At the same time, there's Hopper, bringing a wild 70s danger, even horror, to it all. That his Ripley (and this does come from Highsmith) actually feels guilt for what he's put this poor dying man through -- and Jonathan is dying, just not as fast as Ripley's rumor suggests -- is part of that horror. Who is he? And if Ripley is in possession of an otherworldly kind of psychology, Jonathan's is all too understandable. In fact, it's tempting to give the ultimate credit for the triumph of The American Friend not to Hopper, or even to Wenders, but to Bruno Ganz. As in Highsmith's novel, Wenders' film spends a lot of time with Jonathan, going to doctors for tests and second opinions (part of the enticement to commit murder is that these new tests will be paid for by Ripley's associate). In these scenes, Ganz isn't acting in a crime film -- he's acting in a film about a man who wants to hear the best version of terrible news as a dying man can hope for. You can know what's coming, but as long as you feel okay and your test results aren't too bad, you can keep going. But as soon as those tests start to change... Ganz, of course, rejects any kind of ostentatious, or anything even remotely "big," even when it would have been justifiable. It's only in his eyes, and in the pressure in his face that is the result of trying to not show anything.
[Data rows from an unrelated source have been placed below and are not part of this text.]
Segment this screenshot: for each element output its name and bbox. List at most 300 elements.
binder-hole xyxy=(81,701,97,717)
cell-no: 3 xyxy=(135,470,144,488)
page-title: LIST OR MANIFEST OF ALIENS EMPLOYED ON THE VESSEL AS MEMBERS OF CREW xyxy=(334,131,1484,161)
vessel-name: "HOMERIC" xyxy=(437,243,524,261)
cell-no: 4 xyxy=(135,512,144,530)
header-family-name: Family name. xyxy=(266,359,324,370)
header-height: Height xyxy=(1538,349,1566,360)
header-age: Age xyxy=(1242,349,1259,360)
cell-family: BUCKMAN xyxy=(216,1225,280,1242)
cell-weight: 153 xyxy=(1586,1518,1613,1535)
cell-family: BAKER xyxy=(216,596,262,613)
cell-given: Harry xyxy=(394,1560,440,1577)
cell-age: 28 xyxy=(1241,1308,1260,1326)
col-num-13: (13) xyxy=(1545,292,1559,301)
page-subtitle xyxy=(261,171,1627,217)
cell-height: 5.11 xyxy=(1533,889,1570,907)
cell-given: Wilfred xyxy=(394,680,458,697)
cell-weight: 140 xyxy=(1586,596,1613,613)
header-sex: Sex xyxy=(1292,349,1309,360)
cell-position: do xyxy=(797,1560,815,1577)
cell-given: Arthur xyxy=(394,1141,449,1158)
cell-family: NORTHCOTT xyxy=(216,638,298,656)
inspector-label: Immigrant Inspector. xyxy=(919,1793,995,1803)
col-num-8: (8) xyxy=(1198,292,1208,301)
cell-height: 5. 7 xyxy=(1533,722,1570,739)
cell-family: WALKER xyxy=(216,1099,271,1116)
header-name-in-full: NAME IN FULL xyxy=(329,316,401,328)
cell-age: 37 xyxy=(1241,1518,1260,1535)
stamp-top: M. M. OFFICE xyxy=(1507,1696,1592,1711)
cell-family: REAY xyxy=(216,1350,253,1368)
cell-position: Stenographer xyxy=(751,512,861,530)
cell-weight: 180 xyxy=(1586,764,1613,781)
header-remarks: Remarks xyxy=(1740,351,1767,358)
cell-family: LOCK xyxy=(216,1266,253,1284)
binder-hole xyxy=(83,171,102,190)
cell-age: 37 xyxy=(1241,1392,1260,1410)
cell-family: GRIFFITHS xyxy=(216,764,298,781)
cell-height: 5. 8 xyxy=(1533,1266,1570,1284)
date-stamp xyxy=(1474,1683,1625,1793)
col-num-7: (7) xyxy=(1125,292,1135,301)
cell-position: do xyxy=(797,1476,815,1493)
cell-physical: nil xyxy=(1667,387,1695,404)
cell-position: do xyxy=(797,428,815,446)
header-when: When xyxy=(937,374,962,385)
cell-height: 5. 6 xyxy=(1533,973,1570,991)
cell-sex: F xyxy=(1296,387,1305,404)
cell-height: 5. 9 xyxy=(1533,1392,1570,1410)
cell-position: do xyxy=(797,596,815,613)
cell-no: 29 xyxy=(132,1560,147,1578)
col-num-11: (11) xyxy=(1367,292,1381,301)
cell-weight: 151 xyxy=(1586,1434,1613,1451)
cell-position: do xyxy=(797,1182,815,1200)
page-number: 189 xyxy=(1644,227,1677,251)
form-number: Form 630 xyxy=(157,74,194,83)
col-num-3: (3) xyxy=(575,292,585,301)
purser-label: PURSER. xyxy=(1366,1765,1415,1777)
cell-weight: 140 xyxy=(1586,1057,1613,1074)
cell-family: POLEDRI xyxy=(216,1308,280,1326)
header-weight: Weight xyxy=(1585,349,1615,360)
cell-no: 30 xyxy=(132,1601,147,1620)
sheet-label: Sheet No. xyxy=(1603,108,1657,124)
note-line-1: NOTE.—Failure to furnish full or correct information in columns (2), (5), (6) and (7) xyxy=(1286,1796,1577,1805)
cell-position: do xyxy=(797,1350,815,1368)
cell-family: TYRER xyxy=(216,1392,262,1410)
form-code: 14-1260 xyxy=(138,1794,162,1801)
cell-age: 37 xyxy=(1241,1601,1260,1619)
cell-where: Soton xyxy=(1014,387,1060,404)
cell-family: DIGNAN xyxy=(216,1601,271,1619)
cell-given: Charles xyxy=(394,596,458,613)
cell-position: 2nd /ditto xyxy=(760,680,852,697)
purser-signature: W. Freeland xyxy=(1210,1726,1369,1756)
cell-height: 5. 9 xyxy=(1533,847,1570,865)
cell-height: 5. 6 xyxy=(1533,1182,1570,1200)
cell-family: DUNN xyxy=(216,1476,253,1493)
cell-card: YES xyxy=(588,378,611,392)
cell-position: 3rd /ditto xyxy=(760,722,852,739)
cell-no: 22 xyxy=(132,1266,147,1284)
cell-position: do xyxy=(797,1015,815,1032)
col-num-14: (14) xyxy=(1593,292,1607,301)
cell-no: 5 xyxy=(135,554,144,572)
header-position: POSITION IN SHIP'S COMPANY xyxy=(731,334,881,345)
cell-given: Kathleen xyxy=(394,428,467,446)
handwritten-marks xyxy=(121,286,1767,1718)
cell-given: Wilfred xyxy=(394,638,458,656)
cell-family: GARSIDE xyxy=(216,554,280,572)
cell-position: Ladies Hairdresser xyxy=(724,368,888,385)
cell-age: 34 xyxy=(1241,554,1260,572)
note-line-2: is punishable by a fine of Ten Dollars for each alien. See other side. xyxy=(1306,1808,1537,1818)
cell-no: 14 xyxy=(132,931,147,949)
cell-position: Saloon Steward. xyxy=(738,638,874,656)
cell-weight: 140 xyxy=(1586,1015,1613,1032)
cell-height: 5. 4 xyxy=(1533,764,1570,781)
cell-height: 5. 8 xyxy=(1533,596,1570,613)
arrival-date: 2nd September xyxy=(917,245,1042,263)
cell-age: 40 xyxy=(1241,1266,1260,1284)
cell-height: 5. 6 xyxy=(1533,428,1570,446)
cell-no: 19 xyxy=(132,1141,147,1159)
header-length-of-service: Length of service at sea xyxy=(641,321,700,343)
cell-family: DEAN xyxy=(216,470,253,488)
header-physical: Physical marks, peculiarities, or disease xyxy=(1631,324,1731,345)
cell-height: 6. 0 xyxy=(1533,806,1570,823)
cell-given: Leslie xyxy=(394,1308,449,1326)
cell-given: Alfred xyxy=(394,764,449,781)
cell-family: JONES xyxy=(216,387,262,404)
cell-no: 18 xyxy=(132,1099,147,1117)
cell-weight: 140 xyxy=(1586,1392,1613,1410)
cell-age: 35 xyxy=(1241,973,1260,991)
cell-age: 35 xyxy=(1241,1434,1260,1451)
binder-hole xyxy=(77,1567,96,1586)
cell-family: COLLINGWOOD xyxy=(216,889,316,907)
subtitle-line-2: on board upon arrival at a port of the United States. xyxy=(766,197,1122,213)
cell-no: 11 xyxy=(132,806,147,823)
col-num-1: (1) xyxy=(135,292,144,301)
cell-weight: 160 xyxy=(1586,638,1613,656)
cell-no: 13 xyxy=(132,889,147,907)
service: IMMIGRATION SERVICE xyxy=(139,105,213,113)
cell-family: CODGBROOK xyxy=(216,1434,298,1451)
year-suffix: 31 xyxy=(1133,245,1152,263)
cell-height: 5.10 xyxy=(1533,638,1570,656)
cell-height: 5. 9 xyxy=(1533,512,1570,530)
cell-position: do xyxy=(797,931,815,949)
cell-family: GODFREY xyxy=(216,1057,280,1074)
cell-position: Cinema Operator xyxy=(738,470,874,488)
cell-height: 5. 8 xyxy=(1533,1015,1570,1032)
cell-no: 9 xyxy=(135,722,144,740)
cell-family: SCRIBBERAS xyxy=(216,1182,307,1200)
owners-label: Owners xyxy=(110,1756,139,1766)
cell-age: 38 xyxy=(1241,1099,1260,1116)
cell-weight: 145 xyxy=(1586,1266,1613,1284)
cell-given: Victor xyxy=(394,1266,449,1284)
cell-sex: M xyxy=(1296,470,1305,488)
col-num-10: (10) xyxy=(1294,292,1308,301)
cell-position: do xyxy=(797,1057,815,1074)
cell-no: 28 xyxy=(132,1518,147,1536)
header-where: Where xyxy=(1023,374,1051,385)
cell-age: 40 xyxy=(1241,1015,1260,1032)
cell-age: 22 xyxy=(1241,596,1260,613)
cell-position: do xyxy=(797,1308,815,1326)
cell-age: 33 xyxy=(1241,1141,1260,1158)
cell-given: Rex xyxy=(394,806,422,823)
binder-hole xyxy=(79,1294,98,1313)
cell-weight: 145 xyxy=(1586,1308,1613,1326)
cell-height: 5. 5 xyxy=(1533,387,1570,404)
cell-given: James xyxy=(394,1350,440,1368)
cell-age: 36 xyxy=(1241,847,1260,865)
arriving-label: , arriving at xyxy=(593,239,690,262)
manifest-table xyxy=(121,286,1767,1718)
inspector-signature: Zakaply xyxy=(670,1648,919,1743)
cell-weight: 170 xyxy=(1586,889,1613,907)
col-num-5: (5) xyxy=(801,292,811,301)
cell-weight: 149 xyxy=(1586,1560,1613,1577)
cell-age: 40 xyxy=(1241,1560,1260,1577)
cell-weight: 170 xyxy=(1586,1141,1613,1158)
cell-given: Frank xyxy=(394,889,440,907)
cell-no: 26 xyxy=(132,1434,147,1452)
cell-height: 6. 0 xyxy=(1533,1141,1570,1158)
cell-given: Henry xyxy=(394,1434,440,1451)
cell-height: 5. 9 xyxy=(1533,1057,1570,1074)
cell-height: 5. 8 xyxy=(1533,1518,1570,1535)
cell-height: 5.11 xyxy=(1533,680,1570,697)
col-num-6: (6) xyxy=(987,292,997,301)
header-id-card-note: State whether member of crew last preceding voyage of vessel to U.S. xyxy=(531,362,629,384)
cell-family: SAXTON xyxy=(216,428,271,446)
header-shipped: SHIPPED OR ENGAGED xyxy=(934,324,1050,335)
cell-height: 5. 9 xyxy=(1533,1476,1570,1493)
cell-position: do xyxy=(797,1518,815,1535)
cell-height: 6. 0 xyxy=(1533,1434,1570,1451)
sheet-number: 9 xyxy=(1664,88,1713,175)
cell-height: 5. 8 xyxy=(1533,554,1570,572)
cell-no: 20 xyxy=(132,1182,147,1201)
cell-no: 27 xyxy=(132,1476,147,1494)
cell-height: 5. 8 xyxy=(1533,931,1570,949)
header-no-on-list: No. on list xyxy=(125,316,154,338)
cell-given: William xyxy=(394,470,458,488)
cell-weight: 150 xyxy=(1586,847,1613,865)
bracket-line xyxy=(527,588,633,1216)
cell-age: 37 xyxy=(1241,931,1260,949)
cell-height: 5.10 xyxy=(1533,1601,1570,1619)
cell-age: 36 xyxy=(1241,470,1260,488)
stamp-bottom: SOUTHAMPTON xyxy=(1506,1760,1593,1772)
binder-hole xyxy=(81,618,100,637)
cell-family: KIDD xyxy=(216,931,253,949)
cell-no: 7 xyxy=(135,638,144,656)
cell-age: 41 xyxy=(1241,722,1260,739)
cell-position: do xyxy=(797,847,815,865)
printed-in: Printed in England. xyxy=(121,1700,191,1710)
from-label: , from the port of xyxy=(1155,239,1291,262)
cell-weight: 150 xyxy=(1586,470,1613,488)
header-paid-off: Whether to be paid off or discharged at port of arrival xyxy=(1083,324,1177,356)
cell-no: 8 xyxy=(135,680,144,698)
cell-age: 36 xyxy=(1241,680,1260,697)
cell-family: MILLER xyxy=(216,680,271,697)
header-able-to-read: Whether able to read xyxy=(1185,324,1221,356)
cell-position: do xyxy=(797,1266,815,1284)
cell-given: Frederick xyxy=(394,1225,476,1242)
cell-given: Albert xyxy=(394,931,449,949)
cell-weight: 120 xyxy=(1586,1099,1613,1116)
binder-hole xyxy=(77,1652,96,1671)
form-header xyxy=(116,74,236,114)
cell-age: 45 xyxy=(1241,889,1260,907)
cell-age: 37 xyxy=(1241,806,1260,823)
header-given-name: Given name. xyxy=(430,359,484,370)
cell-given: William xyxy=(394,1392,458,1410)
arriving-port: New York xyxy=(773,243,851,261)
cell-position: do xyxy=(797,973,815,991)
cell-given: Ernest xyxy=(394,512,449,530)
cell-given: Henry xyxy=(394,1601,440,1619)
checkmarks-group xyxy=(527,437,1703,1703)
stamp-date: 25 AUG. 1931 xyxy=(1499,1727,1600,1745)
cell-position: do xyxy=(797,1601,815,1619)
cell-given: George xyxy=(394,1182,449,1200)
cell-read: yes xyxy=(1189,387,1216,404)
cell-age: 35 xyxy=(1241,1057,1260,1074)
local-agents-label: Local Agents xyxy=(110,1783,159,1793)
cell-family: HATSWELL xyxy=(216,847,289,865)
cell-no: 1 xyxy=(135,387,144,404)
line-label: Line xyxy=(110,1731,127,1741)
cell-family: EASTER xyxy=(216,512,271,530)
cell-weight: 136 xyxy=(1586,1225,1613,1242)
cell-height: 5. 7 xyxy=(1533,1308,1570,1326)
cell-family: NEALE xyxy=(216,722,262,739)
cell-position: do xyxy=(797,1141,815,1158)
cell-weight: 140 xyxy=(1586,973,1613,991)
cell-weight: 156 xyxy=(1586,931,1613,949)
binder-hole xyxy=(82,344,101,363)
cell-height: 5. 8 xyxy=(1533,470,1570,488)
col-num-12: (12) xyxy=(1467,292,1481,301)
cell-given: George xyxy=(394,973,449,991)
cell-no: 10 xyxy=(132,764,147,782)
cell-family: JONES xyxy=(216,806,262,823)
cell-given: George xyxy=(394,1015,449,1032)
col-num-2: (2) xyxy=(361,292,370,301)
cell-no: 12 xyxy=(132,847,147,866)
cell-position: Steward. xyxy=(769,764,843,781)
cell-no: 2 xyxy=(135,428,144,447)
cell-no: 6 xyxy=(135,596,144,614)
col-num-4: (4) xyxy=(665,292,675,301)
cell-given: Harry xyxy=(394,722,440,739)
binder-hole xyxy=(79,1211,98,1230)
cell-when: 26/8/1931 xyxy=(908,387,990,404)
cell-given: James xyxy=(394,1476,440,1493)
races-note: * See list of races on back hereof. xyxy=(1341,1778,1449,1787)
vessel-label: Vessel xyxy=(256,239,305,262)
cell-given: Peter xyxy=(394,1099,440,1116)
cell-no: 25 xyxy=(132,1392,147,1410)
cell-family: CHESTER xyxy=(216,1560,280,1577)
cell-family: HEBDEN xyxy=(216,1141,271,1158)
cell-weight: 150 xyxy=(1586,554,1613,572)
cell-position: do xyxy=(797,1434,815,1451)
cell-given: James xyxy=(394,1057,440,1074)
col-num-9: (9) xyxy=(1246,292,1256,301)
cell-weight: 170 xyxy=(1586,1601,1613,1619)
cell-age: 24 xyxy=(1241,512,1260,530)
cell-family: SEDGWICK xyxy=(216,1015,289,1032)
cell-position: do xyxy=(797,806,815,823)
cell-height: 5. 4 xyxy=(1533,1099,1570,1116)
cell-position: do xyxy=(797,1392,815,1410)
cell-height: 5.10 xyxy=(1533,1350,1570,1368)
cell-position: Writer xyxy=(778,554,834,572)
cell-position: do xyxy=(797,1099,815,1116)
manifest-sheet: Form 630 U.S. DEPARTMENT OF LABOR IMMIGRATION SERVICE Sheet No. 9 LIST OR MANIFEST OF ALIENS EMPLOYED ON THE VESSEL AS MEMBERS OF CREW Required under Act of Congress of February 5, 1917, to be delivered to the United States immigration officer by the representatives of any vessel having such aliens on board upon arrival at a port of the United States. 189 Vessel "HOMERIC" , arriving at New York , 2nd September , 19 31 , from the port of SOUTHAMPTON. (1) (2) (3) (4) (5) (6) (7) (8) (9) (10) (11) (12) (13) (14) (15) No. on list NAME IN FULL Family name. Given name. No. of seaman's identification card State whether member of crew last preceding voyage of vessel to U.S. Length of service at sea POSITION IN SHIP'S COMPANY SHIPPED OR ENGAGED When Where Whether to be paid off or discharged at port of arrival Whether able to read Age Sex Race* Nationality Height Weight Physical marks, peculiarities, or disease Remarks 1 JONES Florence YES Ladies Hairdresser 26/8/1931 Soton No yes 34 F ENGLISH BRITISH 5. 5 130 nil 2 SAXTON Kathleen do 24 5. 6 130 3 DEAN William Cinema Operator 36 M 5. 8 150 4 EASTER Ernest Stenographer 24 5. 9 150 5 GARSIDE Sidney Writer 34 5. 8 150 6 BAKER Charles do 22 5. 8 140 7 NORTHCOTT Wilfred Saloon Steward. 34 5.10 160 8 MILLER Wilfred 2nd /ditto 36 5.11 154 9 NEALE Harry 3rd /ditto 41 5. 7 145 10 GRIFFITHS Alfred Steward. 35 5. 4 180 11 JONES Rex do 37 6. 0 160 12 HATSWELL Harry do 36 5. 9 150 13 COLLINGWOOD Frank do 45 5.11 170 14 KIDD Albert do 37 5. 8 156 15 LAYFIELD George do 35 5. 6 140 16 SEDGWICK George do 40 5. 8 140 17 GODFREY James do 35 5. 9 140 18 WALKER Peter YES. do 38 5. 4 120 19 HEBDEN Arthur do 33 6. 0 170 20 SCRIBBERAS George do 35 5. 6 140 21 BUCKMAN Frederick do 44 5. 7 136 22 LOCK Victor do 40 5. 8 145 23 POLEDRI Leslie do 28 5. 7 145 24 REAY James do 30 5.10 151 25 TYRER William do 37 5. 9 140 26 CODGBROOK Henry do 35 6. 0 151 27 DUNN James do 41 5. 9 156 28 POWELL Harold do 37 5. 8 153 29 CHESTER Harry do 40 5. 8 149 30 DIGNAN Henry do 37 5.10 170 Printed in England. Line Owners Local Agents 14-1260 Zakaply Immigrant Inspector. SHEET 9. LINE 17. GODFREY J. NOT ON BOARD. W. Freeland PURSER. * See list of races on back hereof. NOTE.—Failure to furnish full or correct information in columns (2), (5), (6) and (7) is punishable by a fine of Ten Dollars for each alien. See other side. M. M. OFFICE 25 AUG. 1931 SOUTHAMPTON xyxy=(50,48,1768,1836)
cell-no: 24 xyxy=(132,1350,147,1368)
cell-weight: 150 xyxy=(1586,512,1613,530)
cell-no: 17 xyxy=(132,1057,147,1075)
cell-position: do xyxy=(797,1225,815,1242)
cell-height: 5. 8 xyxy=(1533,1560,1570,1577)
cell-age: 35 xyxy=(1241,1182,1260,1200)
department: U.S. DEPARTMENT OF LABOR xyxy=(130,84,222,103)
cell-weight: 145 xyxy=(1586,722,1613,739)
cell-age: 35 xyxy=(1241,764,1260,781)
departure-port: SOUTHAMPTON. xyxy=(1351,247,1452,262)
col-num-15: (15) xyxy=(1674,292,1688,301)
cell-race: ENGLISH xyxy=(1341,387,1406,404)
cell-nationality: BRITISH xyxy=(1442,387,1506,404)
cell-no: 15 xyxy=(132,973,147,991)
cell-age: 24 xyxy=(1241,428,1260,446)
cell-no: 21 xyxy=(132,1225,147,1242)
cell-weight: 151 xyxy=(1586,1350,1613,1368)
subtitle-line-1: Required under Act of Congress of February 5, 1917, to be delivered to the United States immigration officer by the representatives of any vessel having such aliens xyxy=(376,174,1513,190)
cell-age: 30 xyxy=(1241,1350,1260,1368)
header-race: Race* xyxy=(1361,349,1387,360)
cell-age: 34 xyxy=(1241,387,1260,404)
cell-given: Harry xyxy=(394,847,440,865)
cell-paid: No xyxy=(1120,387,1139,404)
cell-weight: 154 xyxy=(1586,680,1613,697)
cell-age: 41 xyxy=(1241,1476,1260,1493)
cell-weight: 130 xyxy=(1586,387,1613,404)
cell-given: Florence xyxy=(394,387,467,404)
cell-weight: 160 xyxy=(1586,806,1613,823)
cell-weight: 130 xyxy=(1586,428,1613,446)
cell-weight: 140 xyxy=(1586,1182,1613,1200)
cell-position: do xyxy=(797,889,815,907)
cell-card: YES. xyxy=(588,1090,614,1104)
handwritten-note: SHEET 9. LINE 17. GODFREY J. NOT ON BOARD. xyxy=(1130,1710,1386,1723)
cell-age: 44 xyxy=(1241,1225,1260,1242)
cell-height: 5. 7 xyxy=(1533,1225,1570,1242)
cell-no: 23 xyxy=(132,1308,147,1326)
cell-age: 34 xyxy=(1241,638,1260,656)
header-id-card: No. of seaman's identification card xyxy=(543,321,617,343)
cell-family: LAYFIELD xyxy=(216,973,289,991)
The American Friend is a film that, for all that also, finally, succumbs to Hopper. Not just to Hopper, but also to Highsmith, because let's face it, this story is kind of insane. And not just to Hopper and Highsmith, but to Ripley. Because it's all perfectly insane. Classically, precisely, reasonably, coldly insane. It's a masterpiece.

1 comment:

Bryce said...

If you have any further interest in exploring Ripley's "Alien asexuality" I really do suggest you pick up The Boy Who Followed Ripley, because yeah... things just get more muddled from there.

Really Ripley Underwater is the only chapter of the Riplaid not worth reading.